Il s'agissait en fait, pour les deux premiers, de deux automates qui exécutaient à la fois des caractères et des dessins. Ces androïdes étaient plus simples que les originaux et ne permettaient pas d'exécuter des inscriptions ou des dessins programmables.

Les dessins exécutés par les automates étaient plus détaillés mais ne respectaient pas les pleins et les déliés. Parmi ceux-ci, citons : "Georges, prince de Galles" dans lequel on peut voir le roi debout, le coude posé contre le dos de son cheval, "Un chien", "Georges III d'Angleterre" sur son trône et deux dessins représentant des personnages chinois dont "la déesse Koua-nin et un génie marin".

Quant à la réplique de la musicienne, voici une description complète trouvée en 1830 dans l'Encyclopédie d'Edimbourg et rédigée par David Brewster : "L'automate représente une très belle femme assise devant un piano forte sur lequel elle exécute 18 airs différents. Indépendamment de la musique qui est produite par la pression des doigts sur les touches, tous ses mouvements sont élégants et gracieux; ils imitent si bien la vie que même de tout près il peut y avoir illusion."

Dessins exécutés par des  automates des Jaquet-Droz

"Au moment de commencer un air, la musicienne fait une gentille inclination de la tête comme pour saluer les uditeurs. Il semble qu'elle veuille attendre un instant avant de se mettre à jouer.

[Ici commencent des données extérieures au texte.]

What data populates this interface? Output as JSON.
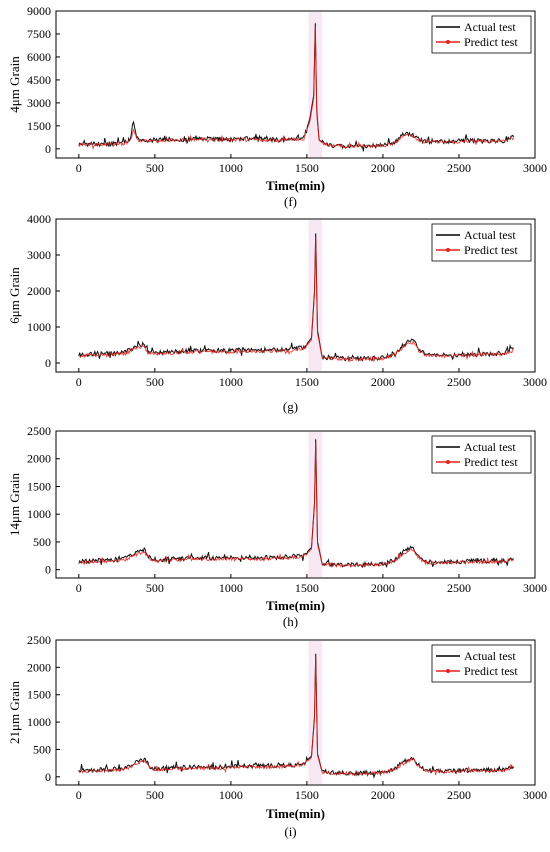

Sa poitrine se soulève et la jeune femme bouge les yeux aussi naturellement que si elle suivait ses doigts sur les touches, comme s'ils étaient réellement animés. Les mains jouent les notes naturelles tandis que les bémols et les dièses sont produits par des pédales qu'actionnent les pieds."

"Il faut remarquer que l'instrument a l'aspect d'un piano mais c'est en réalité un orgue dont les soufflets sont mis en action par certaines parties du mécanisme."

"Quant aux mouvements de l'androïde, ils sont commandés par six grands ressorts qui lui permettent de se produire durant toute une heure. Les diverses parties concernant ce mécanisme sont extrêmement compliquées et admirablement combinées en vue du but cherché. Vingt cinq transmissions produisent les différents mouvements du corps; d'autres qui partent du centre aboutissent aux diverses parties de l'automate. Un volant en laiton sert de régulateur à l'ensemble."

"La figure est construite de telle façon qu'on peut la mouvoir facilement, elle s'ouvre dans sa partie médiane. On la renferme dans une grande vitrine et elle repose sur un socle d'acajou qui contient le mouvement principal, ainsi que l'artiste le fait voir."

Dans "Le monde des automates", Alfred Chapuis note "qu'il est étonnant qu'un automate de cette valeur n'ait plus fait parler de lui... Il y a beaucoup de chances pour qu'elle ait fait partie également du fameux "Musée américain".

Musée américain Barnum
Le fameux "Musée américain"

Barnum écrit en effet dans ses Mémoires : "Parmi les 100.000 curiosités il y avait une infinité d'automates musiciens, des mécaniques et des scènes mouvantes, faites à Paris et à Genève". La belle Roxlane (la musicienne) a donc peut-être partagé le sort de son frère l'écrivain-dessinateur, lors de l'incendie du "Musée américain" en 1865".